New study: No evidence of long-term effects of climate change
NEW YORK — A new study published in The Lancet medical journal says no one has died from climate change-related air pollution.
The study found no links to climate change in the United States.
The researchers said the study showed that people who lived in the highest-income counties, such as the Northeast, experienced a higher prevalence of asthma and COPD-related respiratory disease.
The researchers said their findings showed that air pollution, while a health issue, could not be the sole cause of health problems.
“The fact that people living in high-income areas have a higher rate of COPD and asthma and more deaths from these diseases is not an explanation for these differences,” said study author Dr.
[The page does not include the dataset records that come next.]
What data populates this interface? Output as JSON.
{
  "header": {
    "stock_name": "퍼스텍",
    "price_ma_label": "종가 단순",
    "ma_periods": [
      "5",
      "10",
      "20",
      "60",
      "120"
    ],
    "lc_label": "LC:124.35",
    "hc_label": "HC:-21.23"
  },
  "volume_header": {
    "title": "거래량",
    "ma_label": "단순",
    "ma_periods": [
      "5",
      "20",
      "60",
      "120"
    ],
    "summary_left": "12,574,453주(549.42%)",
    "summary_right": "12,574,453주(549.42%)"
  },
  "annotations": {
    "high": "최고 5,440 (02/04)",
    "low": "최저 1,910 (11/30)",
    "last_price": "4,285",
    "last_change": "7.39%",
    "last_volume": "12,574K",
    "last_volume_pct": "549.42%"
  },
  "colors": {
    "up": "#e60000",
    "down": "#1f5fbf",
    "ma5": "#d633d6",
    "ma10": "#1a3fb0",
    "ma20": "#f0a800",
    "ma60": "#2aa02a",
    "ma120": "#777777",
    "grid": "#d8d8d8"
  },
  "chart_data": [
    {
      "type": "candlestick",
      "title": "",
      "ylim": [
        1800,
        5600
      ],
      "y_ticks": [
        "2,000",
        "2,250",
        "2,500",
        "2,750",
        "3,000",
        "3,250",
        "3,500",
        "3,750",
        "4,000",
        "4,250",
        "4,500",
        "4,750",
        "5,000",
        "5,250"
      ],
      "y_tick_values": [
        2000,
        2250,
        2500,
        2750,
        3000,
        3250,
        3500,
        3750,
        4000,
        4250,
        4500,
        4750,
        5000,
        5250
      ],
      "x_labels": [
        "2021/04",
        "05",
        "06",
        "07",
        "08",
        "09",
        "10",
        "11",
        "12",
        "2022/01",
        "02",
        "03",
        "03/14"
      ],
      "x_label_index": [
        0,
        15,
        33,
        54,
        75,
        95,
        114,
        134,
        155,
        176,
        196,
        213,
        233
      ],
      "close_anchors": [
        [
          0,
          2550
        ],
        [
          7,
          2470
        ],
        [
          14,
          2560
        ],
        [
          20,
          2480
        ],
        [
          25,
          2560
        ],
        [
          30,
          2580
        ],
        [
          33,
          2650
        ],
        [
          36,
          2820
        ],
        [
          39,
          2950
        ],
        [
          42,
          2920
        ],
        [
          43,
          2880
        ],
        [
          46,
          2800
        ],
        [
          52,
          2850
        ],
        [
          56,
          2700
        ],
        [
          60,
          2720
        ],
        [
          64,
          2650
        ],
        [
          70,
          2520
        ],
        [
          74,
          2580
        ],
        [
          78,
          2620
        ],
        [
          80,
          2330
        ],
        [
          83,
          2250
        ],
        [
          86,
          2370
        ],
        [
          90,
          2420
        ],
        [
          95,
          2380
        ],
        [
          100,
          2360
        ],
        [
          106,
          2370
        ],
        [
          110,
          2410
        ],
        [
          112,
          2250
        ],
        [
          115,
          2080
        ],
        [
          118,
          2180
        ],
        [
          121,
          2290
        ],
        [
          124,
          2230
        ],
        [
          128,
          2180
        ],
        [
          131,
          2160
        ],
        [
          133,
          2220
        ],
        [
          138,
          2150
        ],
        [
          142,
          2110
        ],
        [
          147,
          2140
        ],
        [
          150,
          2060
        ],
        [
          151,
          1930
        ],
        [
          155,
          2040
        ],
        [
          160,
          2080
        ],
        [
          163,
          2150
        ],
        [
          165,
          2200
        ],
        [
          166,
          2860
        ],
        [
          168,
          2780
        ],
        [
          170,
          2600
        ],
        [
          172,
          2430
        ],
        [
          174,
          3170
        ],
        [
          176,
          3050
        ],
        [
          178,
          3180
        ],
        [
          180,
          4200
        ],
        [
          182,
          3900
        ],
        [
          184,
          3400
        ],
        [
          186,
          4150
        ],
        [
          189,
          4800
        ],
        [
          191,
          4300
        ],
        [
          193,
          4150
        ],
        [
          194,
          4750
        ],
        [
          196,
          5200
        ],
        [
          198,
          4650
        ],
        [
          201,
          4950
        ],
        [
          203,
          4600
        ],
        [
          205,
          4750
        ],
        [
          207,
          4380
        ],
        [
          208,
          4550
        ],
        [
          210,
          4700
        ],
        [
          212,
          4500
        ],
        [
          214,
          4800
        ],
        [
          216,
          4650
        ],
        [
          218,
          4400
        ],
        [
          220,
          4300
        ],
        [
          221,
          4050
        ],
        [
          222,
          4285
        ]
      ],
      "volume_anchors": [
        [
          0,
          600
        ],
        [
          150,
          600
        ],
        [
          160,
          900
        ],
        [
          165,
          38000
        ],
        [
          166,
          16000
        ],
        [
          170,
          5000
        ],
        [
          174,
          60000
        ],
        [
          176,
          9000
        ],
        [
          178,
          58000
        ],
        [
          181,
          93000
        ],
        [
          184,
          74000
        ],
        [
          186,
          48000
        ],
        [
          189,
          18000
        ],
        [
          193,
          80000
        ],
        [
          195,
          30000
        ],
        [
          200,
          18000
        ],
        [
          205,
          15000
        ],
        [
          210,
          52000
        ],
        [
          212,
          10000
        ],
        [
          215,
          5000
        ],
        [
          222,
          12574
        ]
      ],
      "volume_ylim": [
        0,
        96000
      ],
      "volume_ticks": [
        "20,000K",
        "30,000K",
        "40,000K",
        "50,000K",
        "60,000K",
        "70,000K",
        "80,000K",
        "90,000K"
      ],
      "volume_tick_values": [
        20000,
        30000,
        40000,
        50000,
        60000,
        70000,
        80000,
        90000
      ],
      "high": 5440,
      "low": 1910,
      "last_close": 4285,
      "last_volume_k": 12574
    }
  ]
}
Thomas Koehler, a professor of epidemiology at the Johns Hopkins Bloomberg School of Public Health.
“It’s not like people are getting sick and they are getting older.
That would be the same as saying they are being less healthy.
They are not being healthier.”
In the study, published in the Lancet medical journals, researchers examined data from the Centers for Disease Control and Prevention’s National Health and Nutrition Examination Survey (NHANES), the National Health Interview Survey, and other sources.
The data comes from a sample of 8,000 people who were aged 16 to 65 years old, who were interviewed for the study.
The NHANES was conducted in the 1980s, the last time the CDC began collecting data on air pollution from vehicles.
The survey has been taken every five years since 1992.
Researchers also looked at COVID-19 and other chronic respiratory diseases, which are often linked to air pollution and other air pollutants.
The data from COVID–19 was analyzed.
They found that people with COPD were more likely to live in areas with high levels of particulate matter, which has been linked to higher respiratory problems.
People with COPS also had a higher incidence of asthma.
“We found that the incidence of COPDS is higher in people living near high concentrations of CO2, especially in the Northeast and in areas of higher CO2 exposure,” Koehl said.
“High CO2 concentration was associated with the highest prevalence of COPDs, and we also found that CO2-induced air pollution was a risk factor for asthma and other respiratory disorders.””CO2-Induced Air Pollution and COPDs are linked in multiple studies,” said Dr. Robert F. Smith, associate professor of environmental health sciences and public health at the University of Chicago, who was not involved in the study and was not part of the team.
Smith also noted that air quality was not a risk in people who are not susceptible to COPDs.
He noted that there are many different types of air pollution in the U.S., including ozone pollution, nitrogen oxides, particulate emissions, and soot from cars.
Smith said that people might have different exposure patterns to other air pollution because they live in different places.
“What we need to understand is that air is one of the key components of our air quality,” Smith said.
“So when we talk about air quality, we need air quality to be the one thing we are looking at.”